Benedict tried to put to rest once again claims by some of his conservative admirers that Francis’ 2013 election was somehow illegitimate.
“It was a difficult decision. But I did it fully conscious and I think I did the right thing,” Benedict was quoted as saying.
In his comments, which Corriere said were articulated in some parts by Benedict’s longtime secretary, Monsignor Georg Gaenswein, Benedict cited some of the “conspiracy theories” that his supporters erroneously believe were behind his retirement: that he stepped down because of the 2012 “Vatileaks" scandal over the leaking of his private papers; the scandal over gay priests in the Vatican; or the scandal over his rehabilitation of a Holocaust-denying bishop.

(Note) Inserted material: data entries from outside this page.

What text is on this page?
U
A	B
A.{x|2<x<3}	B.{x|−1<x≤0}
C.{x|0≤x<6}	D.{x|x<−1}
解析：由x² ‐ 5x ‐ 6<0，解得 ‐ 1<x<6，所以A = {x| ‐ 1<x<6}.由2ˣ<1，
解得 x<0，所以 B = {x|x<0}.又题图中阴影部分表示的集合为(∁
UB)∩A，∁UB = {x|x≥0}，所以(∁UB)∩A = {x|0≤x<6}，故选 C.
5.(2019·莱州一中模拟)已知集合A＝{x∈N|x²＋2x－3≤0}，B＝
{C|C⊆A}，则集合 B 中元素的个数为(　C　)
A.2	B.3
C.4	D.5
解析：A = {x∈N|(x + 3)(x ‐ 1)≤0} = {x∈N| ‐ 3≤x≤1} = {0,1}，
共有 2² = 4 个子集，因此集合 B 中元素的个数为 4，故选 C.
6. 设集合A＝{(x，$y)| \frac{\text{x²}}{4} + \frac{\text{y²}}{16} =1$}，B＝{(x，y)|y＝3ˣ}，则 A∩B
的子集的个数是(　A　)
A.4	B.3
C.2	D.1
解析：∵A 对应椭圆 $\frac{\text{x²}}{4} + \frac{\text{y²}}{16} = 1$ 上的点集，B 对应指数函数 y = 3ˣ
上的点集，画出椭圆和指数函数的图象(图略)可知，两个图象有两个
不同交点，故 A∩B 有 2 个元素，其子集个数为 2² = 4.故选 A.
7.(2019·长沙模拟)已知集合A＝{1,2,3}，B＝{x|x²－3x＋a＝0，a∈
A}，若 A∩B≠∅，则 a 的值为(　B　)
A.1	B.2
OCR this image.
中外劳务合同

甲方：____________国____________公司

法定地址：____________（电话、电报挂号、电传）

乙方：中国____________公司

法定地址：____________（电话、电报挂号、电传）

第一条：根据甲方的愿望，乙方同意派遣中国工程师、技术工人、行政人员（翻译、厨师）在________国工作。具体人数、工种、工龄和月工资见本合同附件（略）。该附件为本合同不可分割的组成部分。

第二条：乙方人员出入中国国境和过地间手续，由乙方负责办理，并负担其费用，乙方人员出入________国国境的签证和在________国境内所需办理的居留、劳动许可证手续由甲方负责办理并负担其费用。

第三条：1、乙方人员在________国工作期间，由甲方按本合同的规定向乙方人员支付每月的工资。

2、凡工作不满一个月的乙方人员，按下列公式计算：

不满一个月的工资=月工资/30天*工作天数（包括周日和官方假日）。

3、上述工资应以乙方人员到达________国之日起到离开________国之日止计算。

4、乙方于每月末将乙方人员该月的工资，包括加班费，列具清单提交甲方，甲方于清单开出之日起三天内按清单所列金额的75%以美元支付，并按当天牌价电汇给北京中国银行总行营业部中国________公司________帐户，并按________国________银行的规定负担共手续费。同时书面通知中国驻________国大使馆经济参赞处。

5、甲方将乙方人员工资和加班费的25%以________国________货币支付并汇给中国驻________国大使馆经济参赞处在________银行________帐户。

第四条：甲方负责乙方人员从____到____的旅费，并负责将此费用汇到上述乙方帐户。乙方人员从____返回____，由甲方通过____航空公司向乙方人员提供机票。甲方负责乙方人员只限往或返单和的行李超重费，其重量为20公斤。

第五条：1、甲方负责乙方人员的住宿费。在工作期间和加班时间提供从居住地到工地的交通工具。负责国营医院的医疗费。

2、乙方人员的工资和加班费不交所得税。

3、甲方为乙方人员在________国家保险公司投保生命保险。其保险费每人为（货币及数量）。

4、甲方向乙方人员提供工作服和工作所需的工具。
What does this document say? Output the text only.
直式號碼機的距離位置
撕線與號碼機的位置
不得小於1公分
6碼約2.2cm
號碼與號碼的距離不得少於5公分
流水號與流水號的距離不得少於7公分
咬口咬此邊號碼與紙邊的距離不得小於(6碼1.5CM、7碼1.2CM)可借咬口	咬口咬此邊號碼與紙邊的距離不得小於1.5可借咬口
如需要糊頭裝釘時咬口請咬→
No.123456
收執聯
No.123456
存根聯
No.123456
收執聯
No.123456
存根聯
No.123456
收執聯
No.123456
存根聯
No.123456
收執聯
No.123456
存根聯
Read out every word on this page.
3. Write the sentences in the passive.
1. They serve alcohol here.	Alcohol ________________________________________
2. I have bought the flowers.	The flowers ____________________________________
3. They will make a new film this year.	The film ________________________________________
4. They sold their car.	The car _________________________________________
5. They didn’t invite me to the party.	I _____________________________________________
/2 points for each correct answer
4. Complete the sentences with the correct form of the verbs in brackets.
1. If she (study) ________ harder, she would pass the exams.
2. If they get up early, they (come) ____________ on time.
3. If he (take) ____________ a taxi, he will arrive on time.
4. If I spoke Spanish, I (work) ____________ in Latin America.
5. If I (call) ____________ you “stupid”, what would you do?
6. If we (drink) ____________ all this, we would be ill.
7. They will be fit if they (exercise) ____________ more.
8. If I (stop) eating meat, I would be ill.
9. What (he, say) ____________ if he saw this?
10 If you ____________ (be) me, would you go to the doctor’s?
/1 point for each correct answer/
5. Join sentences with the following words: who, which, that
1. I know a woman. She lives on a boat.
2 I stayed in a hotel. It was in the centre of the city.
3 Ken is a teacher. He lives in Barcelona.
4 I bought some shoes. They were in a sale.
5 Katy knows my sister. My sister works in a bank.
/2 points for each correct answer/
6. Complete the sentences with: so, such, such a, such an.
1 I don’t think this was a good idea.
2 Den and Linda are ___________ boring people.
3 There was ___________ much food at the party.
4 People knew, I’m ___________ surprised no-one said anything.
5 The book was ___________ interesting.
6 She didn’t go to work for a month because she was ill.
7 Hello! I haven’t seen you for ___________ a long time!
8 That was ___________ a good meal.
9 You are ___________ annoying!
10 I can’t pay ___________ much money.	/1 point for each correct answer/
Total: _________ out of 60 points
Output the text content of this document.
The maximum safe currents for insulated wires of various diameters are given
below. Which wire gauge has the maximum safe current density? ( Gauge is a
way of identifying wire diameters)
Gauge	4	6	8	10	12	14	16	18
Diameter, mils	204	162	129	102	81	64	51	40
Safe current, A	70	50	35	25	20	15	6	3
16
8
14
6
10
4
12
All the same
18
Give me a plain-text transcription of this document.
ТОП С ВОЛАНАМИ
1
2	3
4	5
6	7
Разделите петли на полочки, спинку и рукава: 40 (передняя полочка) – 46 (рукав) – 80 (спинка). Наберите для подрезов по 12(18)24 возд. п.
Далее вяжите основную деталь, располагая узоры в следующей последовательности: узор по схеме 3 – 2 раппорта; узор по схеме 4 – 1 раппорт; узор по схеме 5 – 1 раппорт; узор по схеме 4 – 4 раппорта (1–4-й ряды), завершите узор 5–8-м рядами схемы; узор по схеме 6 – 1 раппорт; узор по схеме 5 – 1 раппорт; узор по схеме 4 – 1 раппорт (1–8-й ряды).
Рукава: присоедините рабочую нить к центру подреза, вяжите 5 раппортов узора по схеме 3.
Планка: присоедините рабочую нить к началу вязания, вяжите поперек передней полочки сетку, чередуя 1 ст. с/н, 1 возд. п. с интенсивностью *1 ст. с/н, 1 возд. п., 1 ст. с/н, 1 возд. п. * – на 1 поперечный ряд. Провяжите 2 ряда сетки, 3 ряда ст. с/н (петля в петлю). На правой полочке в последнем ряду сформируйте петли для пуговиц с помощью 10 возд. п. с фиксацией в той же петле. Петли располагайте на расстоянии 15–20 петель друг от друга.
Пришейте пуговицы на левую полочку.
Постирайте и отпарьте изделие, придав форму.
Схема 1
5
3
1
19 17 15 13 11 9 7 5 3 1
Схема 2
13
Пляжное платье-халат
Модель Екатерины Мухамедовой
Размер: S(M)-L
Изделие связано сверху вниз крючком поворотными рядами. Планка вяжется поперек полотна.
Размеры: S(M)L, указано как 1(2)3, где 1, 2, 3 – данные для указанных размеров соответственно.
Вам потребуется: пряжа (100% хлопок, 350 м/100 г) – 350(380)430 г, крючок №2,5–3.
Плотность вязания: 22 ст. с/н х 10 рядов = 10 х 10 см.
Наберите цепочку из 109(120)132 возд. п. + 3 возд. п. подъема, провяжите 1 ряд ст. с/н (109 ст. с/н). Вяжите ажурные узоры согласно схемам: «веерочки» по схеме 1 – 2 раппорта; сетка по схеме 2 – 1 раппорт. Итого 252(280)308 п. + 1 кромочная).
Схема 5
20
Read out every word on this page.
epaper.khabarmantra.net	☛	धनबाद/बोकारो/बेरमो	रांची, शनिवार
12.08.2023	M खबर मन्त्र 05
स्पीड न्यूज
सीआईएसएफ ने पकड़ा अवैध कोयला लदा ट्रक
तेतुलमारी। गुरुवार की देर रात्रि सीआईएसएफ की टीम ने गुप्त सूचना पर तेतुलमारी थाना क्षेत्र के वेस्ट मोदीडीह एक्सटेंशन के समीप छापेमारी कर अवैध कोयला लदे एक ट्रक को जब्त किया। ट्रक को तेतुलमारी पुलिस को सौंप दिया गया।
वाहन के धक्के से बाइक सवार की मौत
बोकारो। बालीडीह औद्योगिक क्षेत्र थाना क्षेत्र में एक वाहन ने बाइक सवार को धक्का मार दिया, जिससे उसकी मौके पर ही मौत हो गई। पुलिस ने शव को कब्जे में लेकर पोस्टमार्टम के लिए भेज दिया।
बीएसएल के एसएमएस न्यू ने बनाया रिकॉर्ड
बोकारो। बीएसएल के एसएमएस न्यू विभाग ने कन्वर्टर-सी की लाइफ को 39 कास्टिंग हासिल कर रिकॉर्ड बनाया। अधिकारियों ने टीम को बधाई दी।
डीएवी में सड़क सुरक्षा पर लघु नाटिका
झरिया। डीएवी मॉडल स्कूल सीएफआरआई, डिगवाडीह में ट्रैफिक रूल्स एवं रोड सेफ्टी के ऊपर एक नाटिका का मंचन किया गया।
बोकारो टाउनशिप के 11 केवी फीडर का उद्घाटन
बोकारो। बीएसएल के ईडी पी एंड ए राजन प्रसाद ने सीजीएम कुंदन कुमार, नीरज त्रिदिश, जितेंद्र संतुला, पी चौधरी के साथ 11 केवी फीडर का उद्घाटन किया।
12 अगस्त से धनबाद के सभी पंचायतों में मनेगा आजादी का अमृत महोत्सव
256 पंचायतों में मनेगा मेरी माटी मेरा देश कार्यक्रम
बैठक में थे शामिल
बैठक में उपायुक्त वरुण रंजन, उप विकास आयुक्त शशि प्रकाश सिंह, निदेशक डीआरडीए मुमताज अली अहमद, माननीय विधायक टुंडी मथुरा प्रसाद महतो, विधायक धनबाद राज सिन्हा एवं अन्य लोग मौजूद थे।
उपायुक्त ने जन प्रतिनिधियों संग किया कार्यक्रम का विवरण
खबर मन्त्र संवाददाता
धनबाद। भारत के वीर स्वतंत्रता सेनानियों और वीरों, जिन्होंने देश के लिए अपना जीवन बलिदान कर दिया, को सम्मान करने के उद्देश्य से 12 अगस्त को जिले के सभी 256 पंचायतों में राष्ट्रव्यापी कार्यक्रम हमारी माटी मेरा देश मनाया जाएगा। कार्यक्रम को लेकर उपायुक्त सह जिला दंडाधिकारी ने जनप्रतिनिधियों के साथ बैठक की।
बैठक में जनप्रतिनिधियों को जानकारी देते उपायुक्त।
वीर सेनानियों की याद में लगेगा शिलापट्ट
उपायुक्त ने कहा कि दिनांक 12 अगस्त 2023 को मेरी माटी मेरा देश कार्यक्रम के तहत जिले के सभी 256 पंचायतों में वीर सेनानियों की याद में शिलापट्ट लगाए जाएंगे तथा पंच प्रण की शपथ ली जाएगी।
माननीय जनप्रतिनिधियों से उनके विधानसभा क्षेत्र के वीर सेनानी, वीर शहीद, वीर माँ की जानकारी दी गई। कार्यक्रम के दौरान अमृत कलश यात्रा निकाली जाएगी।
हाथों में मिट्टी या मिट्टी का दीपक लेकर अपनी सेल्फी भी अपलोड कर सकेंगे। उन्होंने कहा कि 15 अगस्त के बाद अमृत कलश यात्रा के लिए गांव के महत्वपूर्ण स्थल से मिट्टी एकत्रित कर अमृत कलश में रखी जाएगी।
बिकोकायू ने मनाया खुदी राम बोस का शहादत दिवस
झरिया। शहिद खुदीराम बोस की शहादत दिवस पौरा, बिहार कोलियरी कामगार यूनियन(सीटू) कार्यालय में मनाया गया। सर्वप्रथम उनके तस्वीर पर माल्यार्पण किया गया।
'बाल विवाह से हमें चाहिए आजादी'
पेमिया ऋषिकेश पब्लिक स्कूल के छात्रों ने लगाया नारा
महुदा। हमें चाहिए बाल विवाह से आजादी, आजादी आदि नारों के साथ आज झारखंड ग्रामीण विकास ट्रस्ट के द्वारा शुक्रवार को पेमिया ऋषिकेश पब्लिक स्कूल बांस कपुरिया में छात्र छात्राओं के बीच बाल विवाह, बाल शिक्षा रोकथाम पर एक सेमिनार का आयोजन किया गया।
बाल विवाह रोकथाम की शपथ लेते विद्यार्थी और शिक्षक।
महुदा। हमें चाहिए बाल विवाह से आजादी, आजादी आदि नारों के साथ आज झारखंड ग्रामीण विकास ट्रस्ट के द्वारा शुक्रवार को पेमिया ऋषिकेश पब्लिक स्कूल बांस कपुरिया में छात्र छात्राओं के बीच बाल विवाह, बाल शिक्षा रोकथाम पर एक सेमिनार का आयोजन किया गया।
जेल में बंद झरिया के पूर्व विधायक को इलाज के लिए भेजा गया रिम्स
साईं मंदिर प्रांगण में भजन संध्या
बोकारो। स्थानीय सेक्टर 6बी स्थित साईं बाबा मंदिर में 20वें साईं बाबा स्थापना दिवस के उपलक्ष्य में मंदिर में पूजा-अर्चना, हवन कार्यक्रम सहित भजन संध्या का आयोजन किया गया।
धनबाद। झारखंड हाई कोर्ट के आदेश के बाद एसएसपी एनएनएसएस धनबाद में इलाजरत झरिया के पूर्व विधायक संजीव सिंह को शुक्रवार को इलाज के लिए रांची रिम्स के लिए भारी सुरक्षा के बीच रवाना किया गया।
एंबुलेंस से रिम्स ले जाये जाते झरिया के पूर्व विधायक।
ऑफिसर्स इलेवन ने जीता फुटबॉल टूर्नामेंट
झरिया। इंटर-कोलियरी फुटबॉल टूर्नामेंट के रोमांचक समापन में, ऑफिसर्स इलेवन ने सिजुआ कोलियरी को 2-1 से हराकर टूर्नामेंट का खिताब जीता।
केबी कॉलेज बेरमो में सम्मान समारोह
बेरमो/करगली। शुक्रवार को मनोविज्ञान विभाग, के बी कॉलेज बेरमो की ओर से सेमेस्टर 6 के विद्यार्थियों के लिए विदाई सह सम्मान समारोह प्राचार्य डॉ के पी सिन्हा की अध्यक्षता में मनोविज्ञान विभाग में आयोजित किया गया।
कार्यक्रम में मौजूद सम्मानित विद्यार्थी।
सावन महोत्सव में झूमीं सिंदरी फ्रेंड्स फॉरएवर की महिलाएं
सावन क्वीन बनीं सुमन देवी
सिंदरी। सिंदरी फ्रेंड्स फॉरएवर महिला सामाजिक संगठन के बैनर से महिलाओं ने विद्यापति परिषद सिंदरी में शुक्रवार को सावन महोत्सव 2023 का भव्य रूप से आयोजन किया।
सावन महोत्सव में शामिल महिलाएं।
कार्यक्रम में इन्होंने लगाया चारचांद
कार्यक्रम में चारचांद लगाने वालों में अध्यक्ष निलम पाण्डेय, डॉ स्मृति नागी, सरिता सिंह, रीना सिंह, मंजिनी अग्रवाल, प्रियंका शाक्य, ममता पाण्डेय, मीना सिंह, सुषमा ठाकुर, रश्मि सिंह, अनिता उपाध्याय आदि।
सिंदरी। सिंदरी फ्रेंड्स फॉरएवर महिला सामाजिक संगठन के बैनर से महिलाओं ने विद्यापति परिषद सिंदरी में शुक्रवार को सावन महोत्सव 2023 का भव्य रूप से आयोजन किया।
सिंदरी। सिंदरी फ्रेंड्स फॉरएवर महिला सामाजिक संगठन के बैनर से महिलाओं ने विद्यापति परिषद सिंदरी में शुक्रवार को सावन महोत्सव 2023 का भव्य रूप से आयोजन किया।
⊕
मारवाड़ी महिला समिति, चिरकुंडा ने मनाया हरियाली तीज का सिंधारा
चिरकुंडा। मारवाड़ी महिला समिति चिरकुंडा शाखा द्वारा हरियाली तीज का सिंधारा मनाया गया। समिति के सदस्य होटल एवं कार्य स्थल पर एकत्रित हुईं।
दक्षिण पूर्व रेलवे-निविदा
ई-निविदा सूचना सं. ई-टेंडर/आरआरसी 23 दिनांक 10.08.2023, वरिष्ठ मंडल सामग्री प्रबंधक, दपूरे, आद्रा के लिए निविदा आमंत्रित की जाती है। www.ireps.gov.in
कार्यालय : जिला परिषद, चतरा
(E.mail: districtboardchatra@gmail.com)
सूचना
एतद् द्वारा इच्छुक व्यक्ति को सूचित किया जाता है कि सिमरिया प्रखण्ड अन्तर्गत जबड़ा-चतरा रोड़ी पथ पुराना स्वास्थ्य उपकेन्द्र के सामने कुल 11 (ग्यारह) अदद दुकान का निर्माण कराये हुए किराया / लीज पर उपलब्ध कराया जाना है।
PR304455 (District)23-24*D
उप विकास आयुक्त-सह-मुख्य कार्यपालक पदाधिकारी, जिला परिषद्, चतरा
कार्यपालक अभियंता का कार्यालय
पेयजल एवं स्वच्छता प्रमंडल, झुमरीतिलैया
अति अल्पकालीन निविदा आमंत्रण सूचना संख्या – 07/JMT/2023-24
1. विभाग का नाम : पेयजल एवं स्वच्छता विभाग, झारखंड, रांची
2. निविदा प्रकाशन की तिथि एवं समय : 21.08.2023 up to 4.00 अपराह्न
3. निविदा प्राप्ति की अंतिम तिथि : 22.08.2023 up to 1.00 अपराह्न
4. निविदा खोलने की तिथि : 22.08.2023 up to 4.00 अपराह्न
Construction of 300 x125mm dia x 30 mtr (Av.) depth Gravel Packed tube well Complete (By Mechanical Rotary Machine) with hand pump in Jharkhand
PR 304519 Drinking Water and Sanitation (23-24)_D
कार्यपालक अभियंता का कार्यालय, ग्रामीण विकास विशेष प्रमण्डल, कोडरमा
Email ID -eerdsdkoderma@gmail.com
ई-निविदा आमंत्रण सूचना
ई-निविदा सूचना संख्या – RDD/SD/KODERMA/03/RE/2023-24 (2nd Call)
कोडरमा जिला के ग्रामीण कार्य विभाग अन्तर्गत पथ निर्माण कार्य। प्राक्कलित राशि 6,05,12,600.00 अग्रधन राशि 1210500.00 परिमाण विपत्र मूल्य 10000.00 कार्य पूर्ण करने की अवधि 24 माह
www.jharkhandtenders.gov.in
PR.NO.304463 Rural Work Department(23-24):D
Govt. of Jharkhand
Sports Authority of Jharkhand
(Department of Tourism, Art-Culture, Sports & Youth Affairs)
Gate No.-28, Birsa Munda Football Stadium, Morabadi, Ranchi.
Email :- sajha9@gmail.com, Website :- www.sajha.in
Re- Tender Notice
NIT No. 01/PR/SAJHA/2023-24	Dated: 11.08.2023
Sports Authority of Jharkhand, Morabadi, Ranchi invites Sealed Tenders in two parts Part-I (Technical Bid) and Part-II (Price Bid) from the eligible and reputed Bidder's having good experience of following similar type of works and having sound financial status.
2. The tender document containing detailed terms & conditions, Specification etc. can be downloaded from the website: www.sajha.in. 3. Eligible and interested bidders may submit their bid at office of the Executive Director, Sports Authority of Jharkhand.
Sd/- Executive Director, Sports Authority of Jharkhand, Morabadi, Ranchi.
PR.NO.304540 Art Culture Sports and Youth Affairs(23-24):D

“They don’t want to believe in a choice that was taken knowingly,” Benedict was quoted as saying. “But my conscience is clear.”
Benedict, a German theologian who was pope for eight years, shocked the world when he announced that he would retire Feb. 28, 2013, becoming the first pope in 600 years to step down. Benedict said at the time he simply didn’t have the strength to fulfil the globe-trotting rigors of the job. He has spent his retirement largely in seclusion, living at a converted monastery in the Vatican Gardens.
Some conservatives and traditionalists nostalgic for Benedict's doctrinaire papacy have offered a host of arguments calling into question Francis' legitimacy, questioning the Latin phrasing that Benedict used to announce his resignation, maneuvering by Francis' allies to get him elected and claims that he is a heretic, among other theories.